Но если я и испытывал от этого легкую грусть, то почти не страдал от нее, напротив, надеялся, от всего сердца и изо всех сил надеялся в этот миг, что Сильва вновь обретет, хотя бы в малой степени, свою - как бы это назвать? резвость? возбуждение? - ах да, свою былую кипучую радостную энергию, свойственную ей до превращения, былую неистощимую полноту жизни дикой лисицы, повинующейся одной лишь своей природе - одной лишь Природе.

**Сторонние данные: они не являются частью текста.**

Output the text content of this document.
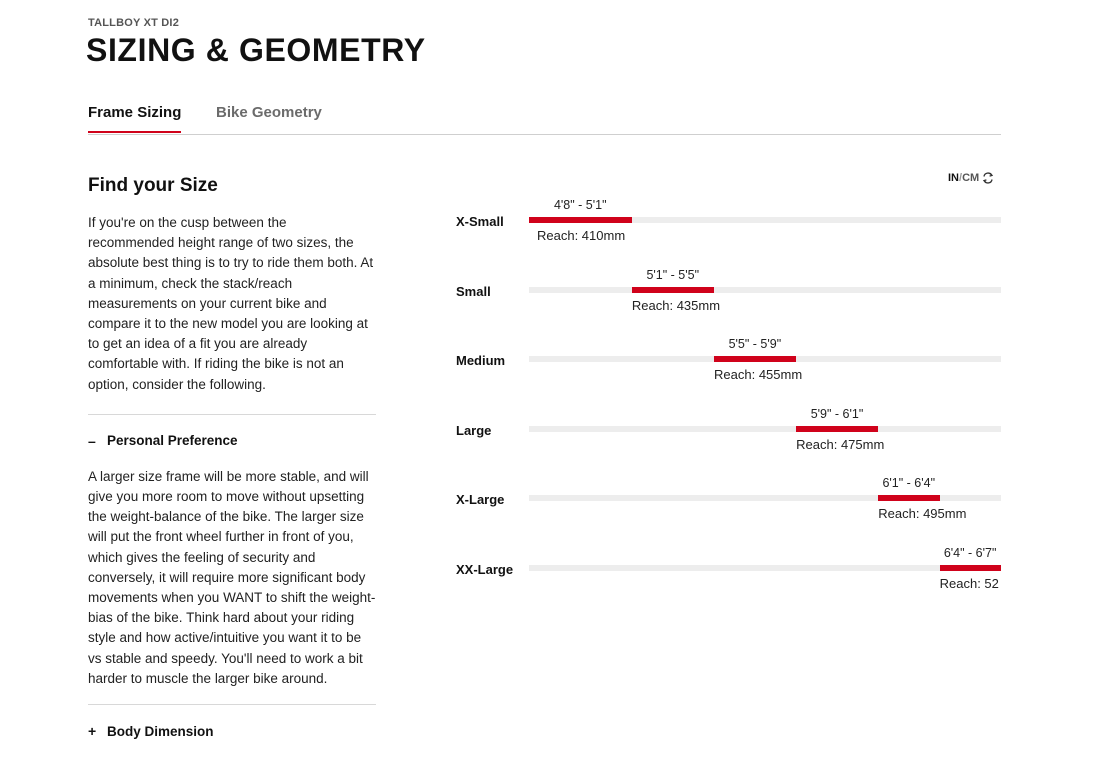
TALLBOY XT DI2
SIZING & GEOMETRY
Frame Sizing Bike Geometry
Find your Size

If you're on the cusp between the recommended height range of two sizes, the absolute best thing is to try to ride them both. At a minimum, check the stack/reach measurements on your current bike and compare it to the new model you are looking at to get an idea of a fit you are already comfortable with. If riding the bike is not an option, consider the following.

– Personal Preference

A larger size frame will be more stable, and will give you more room to move without upsetting the weight-balance of the bike. The larger size will put the front wheel further in front of you, which gives the feeling of security and conversely, it will require more significant body movements when you WANT to shift the weight-bias of the bike. Think hard about your riding style and how active/intuitive you want it to be vs stable and speedy. You'll need to work a bit harder to muscle the larger bike around.

+ Body Dimension
IN / CM
X-Small
4'8" - 5'1"
Reach: 410mm
Small
5'1" - 5'5"
Reach: 435mm
Medium
5'5" - 5'9"
Reach: 455mm
Large
5'9" - 6'1"
Reach: 475mm
X-Large
6'1" - 6'4"
Reach: 495mm
XX-Large
6'4" - 6'7"
Reach: 52
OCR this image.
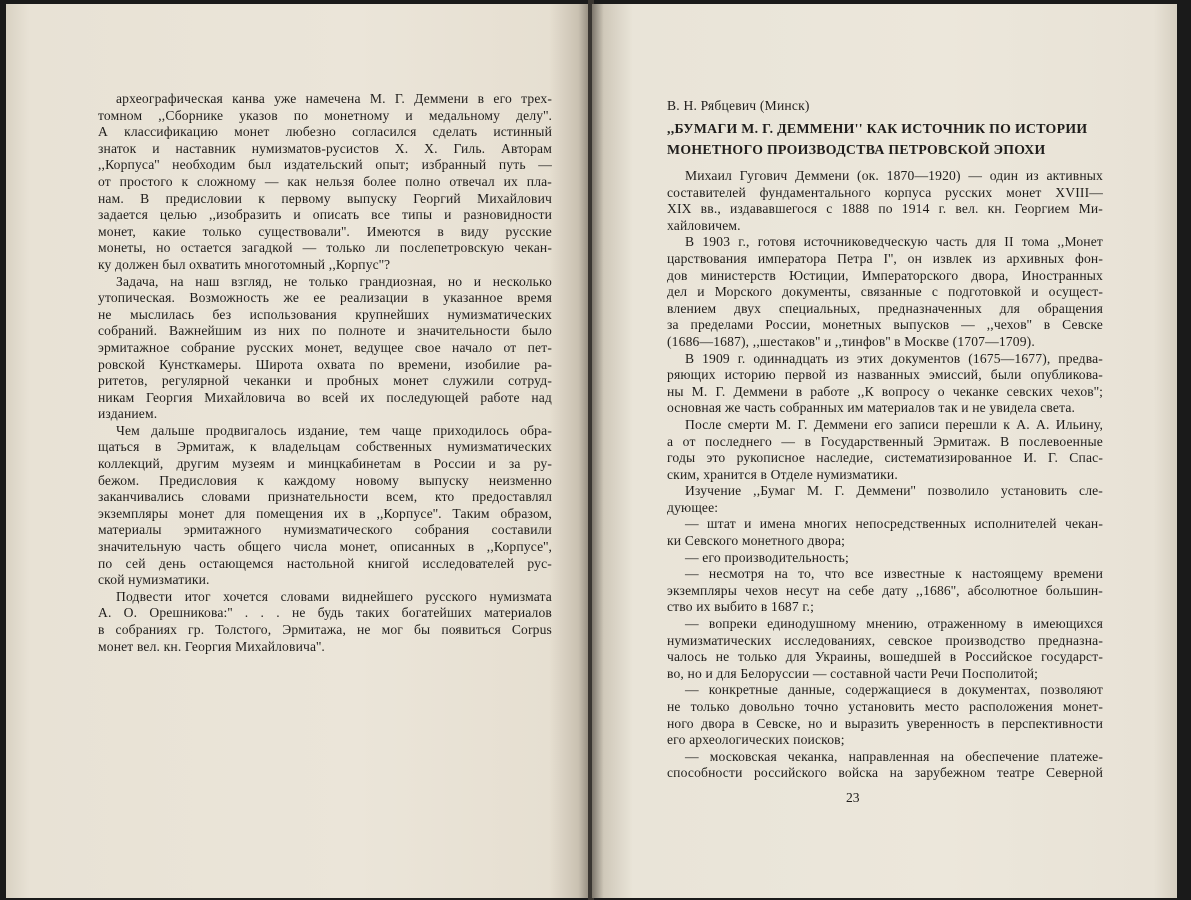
археографическая канва уже намечена М. Г. Деммени в его трех-
томном ,,Сборнике указов по монетному и медальному делу''.
А классификацию монет любезно согласился сделать истинный
знаток и наставник нумизматов-русистов Х. Х. Гиль. Авторам
,,Корпуса'' необходим был издательский опыт; избранный путь —
от простого к сложному — как нельзя более полно отвечал их пла-
нам. В предисловии к первому выпуску Георгий Михайлович
задается целью ,,изобразить и описать все типы и разновидности
монет, какие только существовали''. Имеются в виду русские
монеты, но остается загадкой — только ли послепетровскую чекан-
ку должен был охватить многотомный ,,Корпус''?
Задача, на наш взгляд, не только грандиозная, но и несколько
утопическая. Возможность же ее реализации в указанное время
не мыслилась без использования крупнейших нумизматических
собраний. Важнейшим из них по полноте и значительности было
эрмитажное собрание русских монет, ведущее свое начало от пет-
ровской Кунсткамеры. Широта охвата по времени, изобилие ра-
ритетов, регулярной чеканки и пробных монет служили сотруд-
никам Георгия Михайловича во всей их последующей работе над
изданием.
Чем дальше продвигалось издание, тем чаще приходилось обра-
щаться в Эрмитаж, к владельцам собственных нумизматических
коллекций, другим музеям и минцкабинетам в России и за ру-
бежом. Предисловия к каждому новому выпуску неизменно
заканчивались словами признательности всем, кто предоставлял
экземпляры монет для помещения их в ,,Корпусе''. Таким образом,
материалы эрмитажного нумизматического собрания составили
значительную часть общего числа монет, описанных в ,,Корпусе'',
по сей день остающемся настольной книгой исследователей рус-
ской нумизматики.
Подвести итог хочется словами виднейшего русского нумизмата
А. О. Орешникова:'' . . . не будь таких богатейших материалов
в собраниях гр. Толстого, Эрмитажа, не мог бы появиться Corpus
монет вел. кн. Георгия Михайловича''.
В. Н. Рябцевич (Минск)
,,БУМАГИ М. Г. ДЕММЕНИ'' КАК ИСТОЧНИК ПО ИСТОРИИ
МОНЕТНОГО ПРОИЗВОДСТВА ПЕТРОВСКОЙ ЭПОХИ
Михаил Гугович Деммени (ок. 1870—1920) — один из активных
составителей фундаментального корпуса русских монет XVIII—
XIX вв., издававшегося с 1888 по 1914 г. вел. кн. Георгием Ми-
хайловичем.
В 1903 г., готовя источниковедческую часть для II тома ,,Монет
царствования императора Петра I'', он извлек из архивных фон-
дов министерств Юстиции, Императорского двора, Иностранных
дел и Морского документы, связанные с подготовкой и осущест-
влением двух специальных, предназначенных для обращения
за пределами России, монетных выпусков — ,,чехов'' в Севске
(1686—1687), ,,шестаков'' и ,,тинфов'' в Москве (1707—1709).
В 1909 г. одиннадцать из этих документов (1675—1677), предва-
ряющих историю первой из названных эмиссий, были опубликова-
ны М. Г. Деммени в работе ,,К вопросу о чеканке севских чехов'';
основная же часть собранных им материалов так и не увидела света.
После смерти М. Г. Деммени его записи перешли к А. А. Ильину,
а от последнего — в Государственный Эрмитаж. В послевоенные
годы это рукописное наследие, систематизированное И. Г. Спас-
ским, хранится в Отделе нумизматики.
Изучение ,,Бумаг М. Г. Деммени'' позволило установить сле-
дующее:
— штат и имена многих непосредственных исполнителей чекан-
ки Севского монетного двора;
— его производительность;
— несмотря на то, что все известные к настоящему времени
экземпляры чехов несут на себе дату ,,1686'', абсолютное большин-
ство их выбито в 1687 г.;
— вопреки единодушному мнению, отраженному в имеющихся
нумизматических исследованиях, севское производство предназна-
чалось не только для Украины, вошедшей в Российское государст-
во, но и для Белоруссии — составной части Речи Посполитой;
— конкретные данные, содержащиеся в документах, позволяют
не только довольно точно установить место расположения монет-
ного двора в Севске, но и выразить уверенность в перспективности
его археологических поисков;
— московская чеканка, направленная на обеспечение платеже-
способности российского войска на зарубежном театре Северной
23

Три часа пролетели как одно мгновение. Я осознал длительность нашей прогулки только по внезапно навалившейся на меня усталости, по тому, что вдруг начал волочить ноги. Я взглянул на часы: половина первого! А ведь я даже не знал толком, где мы находимся: Сильва вела меня за собой как бог на душу положит, уступая своим внезапным побуждениям. Но ясно было, что мы отошли от Ричвик-мэнор не меньше, чем на милю. Что скажет Нэнни! Обед, наверное, давно подгорел. А Сильва по-прежнему неслась вперед, как на крыльях, неподвластная усталости. Я позвал ее.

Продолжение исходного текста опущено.